Site information
- Type: Training camp
- Open to the public: Yes as Cannock Chase Country Park

Location
- RAF Hednesford RAF Hednesford within Staffordshire
- Coordinates: 52°44′02″N 1°59′10″W﻿ / ﻿52.734°N 1.986°W

Site history
- Built: 1939
- In use: 1940–1956
- Demolished: 1970

= RAF Hednesford =

Former RAF base in Staffordshire, England

Royal Air Force Hednesford or more simply RAF Hednesford is a former Royal Air Force station situated 7.5 mi south-east of Stafford, Staffordshire, England.

==History==
The RAF station of Hednesford was built just south of Cannock Chase, above the village of Hednesford in 1938/39, on land purchased from the Marquess of Anglesey. Ten officers and fifty other ranks arrived in mid-March 1939. It operated as No 6 School of Technical Training. Royal Air Force and Fleet Air Arm mechanics received technical training on a variety of airframes and engines. The first intake of trainees arrived in April 1939, transferred from RAF Halton. In June 1939 Sir Kingsley Wood, Secretary of State for Air, visited the camp, by which time it already had 1,700 trainees. Accommodation consisted of wooden barrack huts (over 200 of them at their peak). Three large "Hinaidi" hangars housed the instructional aircraft and there was a large steel-framed workshop building of 70,000 square feet (6,500 square metres). During the War it grew to accommodate 4,000 trainees and 800 staff. Although it had no proper airfield at least three instructional aircraft were flown in and landed on the camp sports field. Brindley Heath railway station on the Chase Line served the camp. The road from the railway halt to the camp was steep and acquired the name "Kitbag Hill". The last intake for No 6 School of Technical Training was in 1947. After that RAF Hednesford became a demobilization centre and transit camp, and then a despatch centre, preparing personnel for overseas postings.

In 1950 it reopened as No 11 School of Recruit Training where many National Servicemen received their basic training. It was the very first base for most of the personnel there during the 1940s and 1950s. Most of them were newly called up in the rank of AC2 (the very lowest rank in the RAF) for their two years National Service in the British armed forces. It was known as a "square bashing camp" in the vernacular. New recruits into the RAF were given their initial training, which included first learning of RAF parade ground drill with rifles, intensive physical fitness training, training in ground combat and defence under Non Commissioned Officers of the RAF Regiment and some education about the RAF and its history. Men while undergoing their basic training at Hednesford were accommodated in wooden barrack huts, each one housing about twenty men.
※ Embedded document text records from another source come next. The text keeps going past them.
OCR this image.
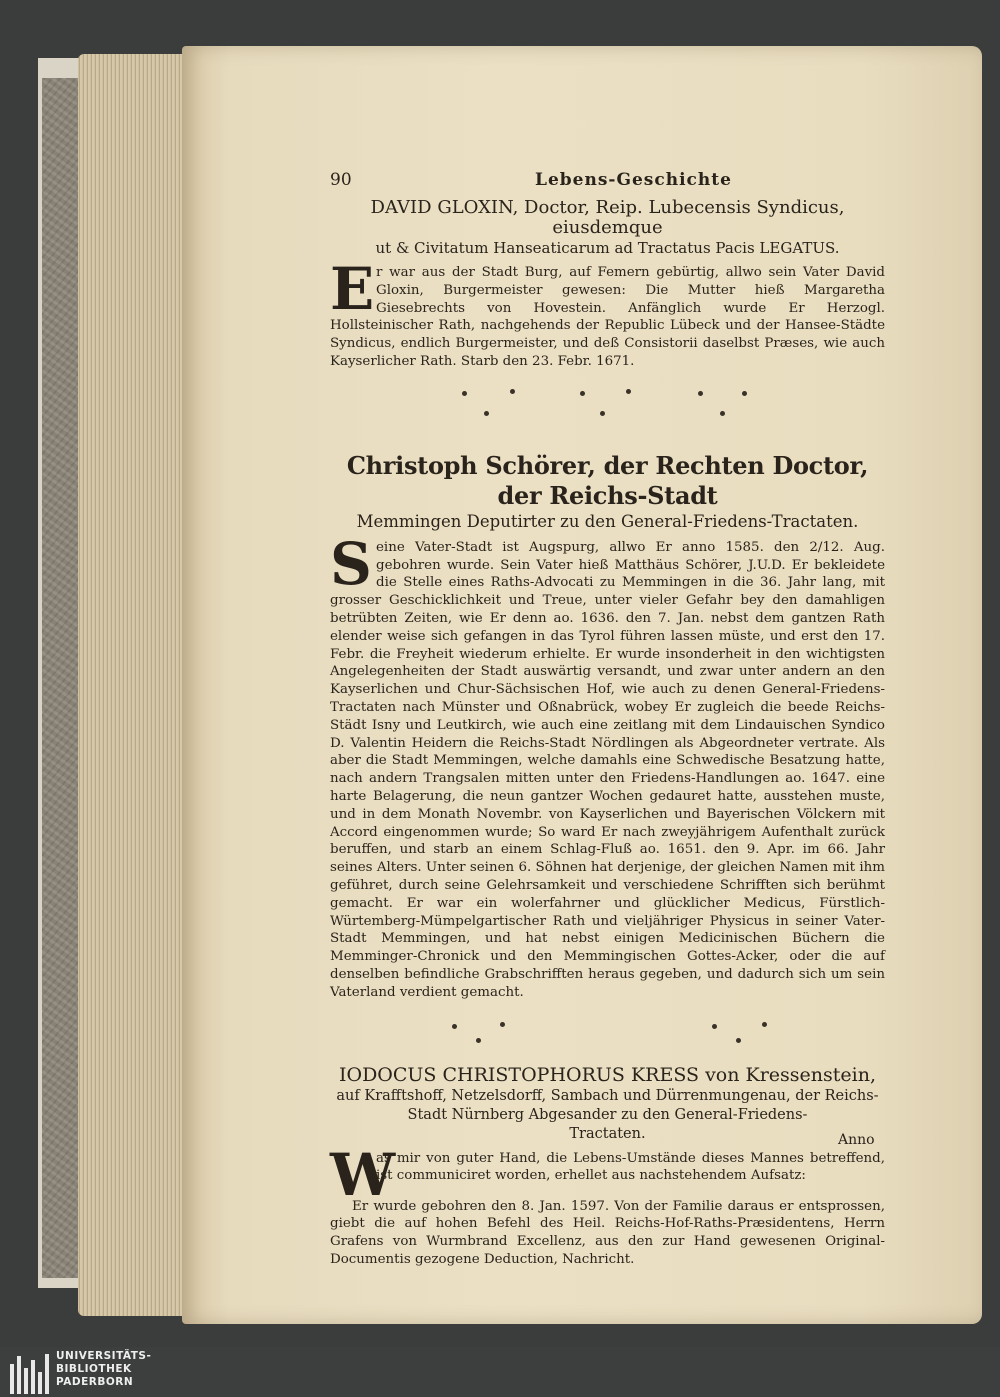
90	Lebens-Geschichte

DAVID GLOXIN, Doctor, Reip. Lubecensis Syndicus, eiusdemque

ut & Civitatum Hanseaticarum ad Tractatus Pacis LEGATUS.

Er war aus der Stadt Burg, auf Femern gebürtig, allwo sein Vater David Gloxin, Burgermeister gewesen: Die Mutter hieß Margaretha Giesebrechts von Hovestein. Anfänglich wurde Er Herzogl. Hollsteinischer Rath, nachgehends der Republic Lübeck und der Hansee-Städte Syndicus, endlich Burgermeister, und deß Consistorii daselbst Præses, wie auch Kayserlicher Rath. Starb den 23. Febr. 1671.

Christoph Schörer, der Rechten Doctor, der Reichs-Stadt

Memmingen Deputirter zu den General-Friedens-Tractaten.

Seine Vater-Stadt ist Augspurg, allwo Er anno 1585. den 2/12. Aug. gebohren wurde. Sein Vater hieß Matthäus Schörer, J.U.D. Er bekleidete die Stelle eines Raths-Advocati zu Memmingen in die 36. Jahr lang, mit grosser Geschicklichkeit und Treue, unter vieler Gefahr bey den damahligen betrübten Zeiten, wie Er denn ao. 1636. den 7. Jan. nebst dem gantzen Rath elender weise sich gefangen in das Tyrol führen lassen müste, und erst den 17. Febr. die Freyheit wiederum erhielte. Er wurde insonderheit in den wichtigsten Angelegenheiten der Stadt auswärtig versandt, und zwar unter andern an den Kayserlichen und Chur-Sächsischen Hof, wie auch zu denen General-Friedens-Tractaten nach Münster und Oßnabrück, wobey Er zugleich die beede Reichs-Städt Isny und Leutkirch, wie auch eine zeitlang mit dem Lindauischen Syndico D. Valentin Heidern die Reichs-Stadt Nördlingen als Abgeordneter vertrate. Als aber die Stadt Memmingen, welche damahls eine Schwedische Besatzung hatte, nach andern Trangsalen mitten unter den Friedens-Handlungen ao. 1647. eine harte Belagerung, die neun gantzer Wochen gedauret hatte, ausstehen muste, und in dem Monath Novembr. von Kayserlichen und Bayerischen Völckern mit Accord eingenommen wurde; So ward Er nach zweyjährigem Aufenthalt zurück beruffen, und starb an einem Schlag-Fluß ao. 1651. den 9. Apr. im 66. Jahr seines Alters. Unter seinen 6. Söhnen hat derjenige, der gleichen Namen mit ihm geführet, durch seine Gelehrsamkeit und verschiedene Schrifften sich berühmt gemacht. Er war ein wolerfahrner und glücklicher Medicus, Fürstlich-Würtemberg-Mümpelgartischer Rath und vieljähriger Physicus in seiner Vater-Stadt Memmingen, und hat nebst einigen Medicinischen Büchern die Memminger-Chronick und den Memmingischen Gottes-Acker, oder die auf denselben befindliche Grabschrifften heraus gegeben, und dadurch sich um sein Vaterland verdient gemacht.

IODOCUS CHRISTOPHORUS KRESS von Kressenstein,

auf Krafftshoff, Netzelsdorff, Sambach und Dürrenmungenau, der Reichs-

Stadt Nürnberg Abgesander zu den General-Friedens-

Tractaten.

W
as mir von guter Hand, die Lebens-Umstände dieses Mannes betreffend, ist communiciret worden, erhellet aus nachstehendem Aufsatz:

Er wurde gebohren den 8. Jan. 1597. Von der Familie daraus er entsprossen, giebt die auf hohen Befehl des Heil. Reichs-Hof-Raths-Præsidentens, Herrn Grafens von Wurmbrand Excellenz, aus den zur Hand gewesenen Original-Documentis gezogene Deduction, Nachricht.

Anno
UNIVERSITÄTS-
BIBLIOTHEK
PADERBORN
As usual with any military basic training camp discipline was very much stricter than it would be at any normal operational or trade training camp. Recruits normally spent a period of eight weeks (later reduced to six weeks) on their training at Hednesford before being posted on to their "trade training" camp elsewhere in the United Kingdom. Thousands of conscripts went through its gates until 1956.

Ten days after the last passing out parade at RAF Hednesford, 800 refugees from Hungarian Uprising of 1956 moved in, the first batch of a total of some 1,200. The RAF initially helped with feeding arrangements although the camp was run by Staffordshire welfare services.

In 1958 the Air Ministry announced it planned to sell the site. In April 1959, a sale of all the moveable buildings and equipment on the site was arranged (except for the officer's mess, a small number of huts in the North-East corner). This included the large steel-framed workshop (which was rebuilt in nearby Chasetown) and the Hinaidi hangars. The site was neglected for many years. Various plans for the sale of the site fell through and it was becoming vandalised and dangerous with the air-raid shelters still remaining and increased subsidence from old mine-workings. In 1962 some of the site was cleared by 213 Field Squadron Royal Engineers (TA) from Cannock and 293 Squadron from Stafford. The remaining buildings (the former officers' mess) in the North-East corner of the site were used by the Army as "No 81 Week End Training Centre", used by Territorial and Cadet units (a caretaker's bungalow, firing range and some other buildings were added). In 1963 the camp was acquired by Staffordshire council who had the remaining air-raid shelters demolished and the mining subsidence filled in. Access to the site was restricted for some time to allow vegetation and wildlife to regenerate, although it was sometimes used for military training exercises and the training of police dogs. The week-end Training centre was closed. The whole old camp area is now part of Cannock Chase Area of Outstanding Natural Beauty with a visitor centre on the site (first opened in 1983).